Machinery dynamics is one class of problems in the general area of dynamic systems. A recent case that we study is electric impact wrench, an important tool used in manufacturing and maintenance services. It has complex mechanism and its operation involves dynamic events occurring at vastly different time scales, which poses challenges for efficient and accurate modeling to facilitate design optimization and control. This investigation establishes a first-principle-based, system-level model of a representative impact wrench. The model explicitly incorporates the dynamic flexibility of gear transmission, spindle shaft, and impacting components into the kinematic relations that connect them together.
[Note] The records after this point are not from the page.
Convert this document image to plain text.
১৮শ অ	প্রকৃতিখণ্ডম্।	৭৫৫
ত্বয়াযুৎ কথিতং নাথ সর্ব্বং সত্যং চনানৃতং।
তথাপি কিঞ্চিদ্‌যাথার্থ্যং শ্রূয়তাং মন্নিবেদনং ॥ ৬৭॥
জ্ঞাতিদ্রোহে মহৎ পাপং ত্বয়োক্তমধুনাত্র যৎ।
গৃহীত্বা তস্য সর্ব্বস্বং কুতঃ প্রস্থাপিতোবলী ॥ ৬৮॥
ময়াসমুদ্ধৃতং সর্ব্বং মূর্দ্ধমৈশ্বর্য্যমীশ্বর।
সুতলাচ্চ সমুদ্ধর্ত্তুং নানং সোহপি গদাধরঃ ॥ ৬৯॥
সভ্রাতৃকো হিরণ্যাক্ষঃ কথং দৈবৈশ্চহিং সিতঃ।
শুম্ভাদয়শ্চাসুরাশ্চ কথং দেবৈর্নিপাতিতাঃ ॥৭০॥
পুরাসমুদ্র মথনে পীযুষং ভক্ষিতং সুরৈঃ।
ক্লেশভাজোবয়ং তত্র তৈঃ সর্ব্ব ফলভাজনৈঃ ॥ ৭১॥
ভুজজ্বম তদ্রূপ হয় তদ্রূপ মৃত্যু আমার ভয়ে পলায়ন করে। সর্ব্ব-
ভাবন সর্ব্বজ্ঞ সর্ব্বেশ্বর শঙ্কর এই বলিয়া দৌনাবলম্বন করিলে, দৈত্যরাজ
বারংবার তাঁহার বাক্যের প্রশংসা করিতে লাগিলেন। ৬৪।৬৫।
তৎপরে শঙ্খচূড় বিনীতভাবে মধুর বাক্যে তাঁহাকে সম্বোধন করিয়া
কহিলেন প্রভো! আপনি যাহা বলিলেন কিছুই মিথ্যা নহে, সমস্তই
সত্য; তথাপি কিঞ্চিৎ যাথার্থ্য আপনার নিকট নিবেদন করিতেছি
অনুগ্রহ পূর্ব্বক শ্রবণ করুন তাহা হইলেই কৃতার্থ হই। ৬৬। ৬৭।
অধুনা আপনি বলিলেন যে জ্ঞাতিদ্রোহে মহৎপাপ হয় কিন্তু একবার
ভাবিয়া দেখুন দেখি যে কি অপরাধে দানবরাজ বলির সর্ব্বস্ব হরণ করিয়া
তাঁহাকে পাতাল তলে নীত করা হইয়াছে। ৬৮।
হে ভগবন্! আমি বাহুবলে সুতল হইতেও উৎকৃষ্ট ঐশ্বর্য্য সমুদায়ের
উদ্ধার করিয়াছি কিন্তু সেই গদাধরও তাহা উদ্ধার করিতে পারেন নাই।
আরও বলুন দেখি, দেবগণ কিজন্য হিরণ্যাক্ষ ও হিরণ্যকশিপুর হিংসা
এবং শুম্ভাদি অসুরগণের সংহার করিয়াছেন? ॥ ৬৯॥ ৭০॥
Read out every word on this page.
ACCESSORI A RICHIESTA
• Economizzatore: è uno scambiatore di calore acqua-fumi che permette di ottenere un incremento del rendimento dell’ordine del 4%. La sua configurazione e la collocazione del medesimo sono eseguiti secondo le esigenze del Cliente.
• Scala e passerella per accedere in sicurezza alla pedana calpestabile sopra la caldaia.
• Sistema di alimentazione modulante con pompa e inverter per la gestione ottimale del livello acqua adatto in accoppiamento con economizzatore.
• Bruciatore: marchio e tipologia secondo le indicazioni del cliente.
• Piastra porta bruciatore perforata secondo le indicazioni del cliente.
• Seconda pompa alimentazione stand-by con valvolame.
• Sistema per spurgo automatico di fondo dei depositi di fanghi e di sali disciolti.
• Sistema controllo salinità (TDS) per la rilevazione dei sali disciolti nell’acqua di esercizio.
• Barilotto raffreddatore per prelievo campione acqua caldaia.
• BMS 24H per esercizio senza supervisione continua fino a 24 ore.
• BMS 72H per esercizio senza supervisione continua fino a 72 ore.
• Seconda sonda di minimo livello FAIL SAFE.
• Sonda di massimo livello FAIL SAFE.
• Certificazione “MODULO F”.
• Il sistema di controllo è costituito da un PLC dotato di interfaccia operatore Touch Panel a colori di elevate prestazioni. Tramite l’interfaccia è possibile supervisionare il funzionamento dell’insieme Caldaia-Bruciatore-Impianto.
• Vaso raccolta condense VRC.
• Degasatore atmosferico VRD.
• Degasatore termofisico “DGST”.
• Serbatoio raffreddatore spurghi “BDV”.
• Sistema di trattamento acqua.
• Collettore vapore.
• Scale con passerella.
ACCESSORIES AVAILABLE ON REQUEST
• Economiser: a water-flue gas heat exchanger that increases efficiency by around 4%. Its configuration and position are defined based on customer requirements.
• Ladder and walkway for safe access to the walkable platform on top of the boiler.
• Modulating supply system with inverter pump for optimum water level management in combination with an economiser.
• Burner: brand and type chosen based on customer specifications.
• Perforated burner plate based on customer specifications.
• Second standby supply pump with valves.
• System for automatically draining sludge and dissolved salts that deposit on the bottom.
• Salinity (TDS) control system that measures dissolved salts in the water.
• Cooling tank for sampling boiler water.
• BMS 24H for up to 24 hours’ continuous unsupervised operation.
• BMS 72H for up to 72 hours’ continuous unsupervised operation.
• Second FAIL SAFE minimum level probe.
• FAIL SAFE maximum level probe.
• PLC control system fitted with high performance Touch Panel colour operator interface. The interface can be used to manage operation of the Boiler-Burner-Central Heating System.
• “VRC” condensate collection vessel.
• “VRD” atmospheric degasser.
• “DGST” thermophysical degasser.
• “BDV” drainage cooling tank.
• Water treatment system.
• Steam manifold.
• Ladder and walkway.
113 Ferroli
The nonlinear impact and contact events, coupled with the rotational and translational motions of all components, are explicitly analyzed, and systematic parametric identification is performed based on a multi-objective optimization approach. The model prediction is correlated with experimental studies. The test rig configuration is show in the figure below.
A series of techniques are adopted in modeling and system identification. Archived Multi-Objective Simulated Annealing (AMOSA) is employed in parametric identification. The optimization results (Pareto front) are illustrated in Figure 2, where objective function values under different temperatures throughout the simulated annealing-based computation are plotted.
A side-by-side animation/video comparison between the model prediction and the actual operation is demonstrated in the video, which shows precise matching.